Associations of sleep duration with cardiometabolic outcomes in American Indians and Alaska Natives and other race/ethnicities: results from the BRFSS.

OBJECTIVES: This study assessed the associations between short and long sleep duration and prevalence of cardiometabolic outcomes in American Indians and Alaska Natives (AI/ANs) and compared these associations to those evident among other race/ethnicities. METHODS: We analyzed data from the 2013-2014 Behavioral Risk Factor Surveillance System. In total, 14,536 AI/ANs, 729,962 non-Hispanic whites, 71,765 blacks, and 59,472 Hispanics were included. Logistic regressions were conducted to compute unadjusted and adjusted odds ratios (OR) for the associations of interest. RESULTS: Among AI/ANs, 38.6% reported sleeping <7 hours per night (short sleepers) while 39.3% reported 8+ hours of sleep (long sleepers). After adjusting for age and gender, both short and long sleep durations were associated with higher odds of reporting diabetes, stroke, coronary heart disease and heart attack in almost all race/ethnic groups. After multiple adjustments, the sleep-diabetes association was more pronounced (OR = 1.71 and OR = 1.56 for short and long sleepers, respectively) among AI/ANs than other race/ethnicities. CONCLUSIONS: Future studies are warranted to examine race/ethnic variability in the association between sleep duration and cardiometabolic outcomes.

Sleep Duration and Diabetes Risk in American Indian and Alaska Native Participants of a Lifestyle Intervention Project.

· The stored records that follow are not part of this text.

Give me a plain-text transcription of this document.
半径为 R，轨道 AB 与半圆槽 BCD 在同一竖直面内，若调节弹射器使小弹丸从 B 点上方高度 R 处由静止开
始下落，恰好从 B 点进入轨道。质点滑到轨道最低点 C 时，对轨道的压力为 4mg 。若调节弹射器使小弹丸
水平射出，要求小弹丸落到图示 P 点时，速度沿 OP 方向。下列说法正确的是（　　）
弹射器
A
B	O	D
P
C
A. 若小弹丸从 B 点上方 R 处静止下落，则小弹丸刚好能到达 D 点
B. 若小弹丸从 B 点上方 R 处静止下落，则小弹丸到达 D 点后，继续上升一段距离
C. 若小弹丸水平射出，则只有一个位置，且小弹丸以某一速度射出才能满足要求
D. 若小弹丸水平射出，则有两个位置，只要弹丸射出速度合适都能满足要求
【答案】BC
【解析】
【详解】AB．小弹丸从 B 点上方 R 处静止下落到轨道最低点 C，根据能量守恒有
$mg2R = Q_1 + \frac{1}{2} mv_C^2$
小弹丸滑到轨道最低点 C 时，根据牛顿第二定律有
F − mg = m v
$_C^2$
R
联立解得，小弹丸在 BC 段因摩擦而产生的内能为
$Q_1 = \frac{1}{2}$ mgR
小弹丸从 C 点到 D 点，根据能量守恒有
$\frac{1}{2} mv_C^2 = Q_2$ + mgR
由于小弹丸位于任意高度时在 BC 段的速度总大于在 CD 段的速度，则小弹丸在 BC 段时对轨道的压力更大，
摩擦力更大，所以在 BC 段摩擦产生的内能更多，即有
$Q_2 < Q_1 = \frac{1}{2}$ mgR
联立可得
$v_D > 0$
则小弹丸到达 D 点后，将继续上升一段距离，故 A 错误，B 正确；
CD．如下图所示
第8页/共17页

STUDY OBJECTIVES: We examine the association between self-reported sleep duration and diabetes incidence in a national sample of American Indians/ Alaska Natives (AI/ANs) with prediabetes. METHODS: Data were derived from the Special Diabetes Program for Indians Diabetes Prevention demonstration project. This longitudinal analysis included 1,899 participants with prediabetes recruited between January 1, 2006 and July 31, 2009 who reported sleep duration and completed all 16 classes of the lifestyle intervention consisting of diet, exercise, and behavior modification sessions to promote weight loss. Three years of follow-up data were included to fit Cox regression models to compute hazard ratios (HRs) for diabetes incidence across sleep duration categories. RESULTS: The crude diabetes incidence rate was 4.6 per 100 person-years among short sleepers (≤ 6 h per night) compared to 3.2 among those sleeping 7 h and 3.3 among those sleeping 8 h or more. After adjustment for age and sex, short sleep (≤ 6 h vs. others) was associated with increased diabetes risk (HR 1.55 [95% confidence interval 1.11-2.17]); risk remained significantly elevated after controlling for socioeconomic characteristics, health behaviors, and health status. When adjusting for body mass index and percent weight loss, the short sleep-diabetes relationship was attenuated (HR 1.32 [95% confidence interval 0.92-1.89]). No significant long sleep-diabetes association was found. Further, short sleepers lost significantly less weight than others (3.7% vs. 4.3%, P = 0.003). CONCLUSIONS: Short sleep duration, but not long duration, was significantly associated with increased diabetes risk and less weight loss among AI/ANs in a lifestyle intervention. Further exploration of the complex factors underlying short sleep duration is warranted.